Добавить в цитаты Настройки чтения

Страница 18 из 72

— Вы знали, — кивнула она, и снова закрыла дверь перед его носом.

Правила приличия? К водяному правила приличия! Кто-то из них думал об этих правилах, когда лгал ей прямо в лицо⁈

Добрыне хватило ума уйти. То ли он рассказал о её состоянии остальным, то ли они догадались сами, но больше Лизавету в тот вечер никто не трогал.

Гнев её без сторонних вмешательств постепенно сошёл на нет, сменившись обидой и грустью. Свернувшись клубочком на кровати, она обняла себя, погладила по плечам, пытаясь представить, что это делает кто-то другой. Но кто? Отец продал её водяному, Лад оказался предателем, Добрыня с Любавой пусть и не лгали, но утаивали истину, мама была долгие годы мертва.

Лизавета осталась одна, и только она могла себе помочь.

С этой мыслью Лизавета уснула, и с ней же встретила следующий день. Стоя у окна и глядя на занимающийся рассвет, она размышляла о том, что может сделать в сложившихся обстоятельствах, и вновь и вновь приходила лишь к двум возможностям.

Первый вариант — остаться жить в Карасях и просто переждать следующие три года.

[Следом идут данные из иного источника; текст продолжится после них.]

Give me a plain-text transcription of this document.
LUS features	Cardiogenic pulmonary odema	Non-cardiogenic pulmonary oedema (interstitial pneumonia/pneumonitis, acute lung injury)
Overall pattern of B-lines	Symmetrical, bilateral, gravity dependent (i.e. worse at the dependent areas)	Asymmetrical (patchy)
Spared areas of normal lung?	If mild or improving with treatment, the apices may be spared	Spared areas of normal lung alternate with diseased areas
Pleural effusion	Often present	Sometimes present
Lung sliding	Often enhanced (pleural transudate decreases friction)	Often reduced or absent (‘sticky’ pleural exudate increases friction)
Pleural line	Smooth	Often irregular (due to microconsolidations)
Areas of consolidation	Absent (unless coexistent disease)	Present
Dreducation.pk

Второй — взять всё в свои руки и попытаться выбраться отсюда как можно раньше.

Ещё вчера она предпочла бы первый. Лизавета почти не сомневалась, что, ведомые чувством вины, Добрыня и Любава согласятся приютить её даже на такой долгий срок. Лад тоже вряд ли будет настаивать на том, чтобы она стала его прислужницей, как было сказано в их с отцом договоре. Судя по всему, это было необязательным пунктом — иначе уговор был бы уже нарушен, земля разверзлась, а великие боги покарали их всех вместе взятых.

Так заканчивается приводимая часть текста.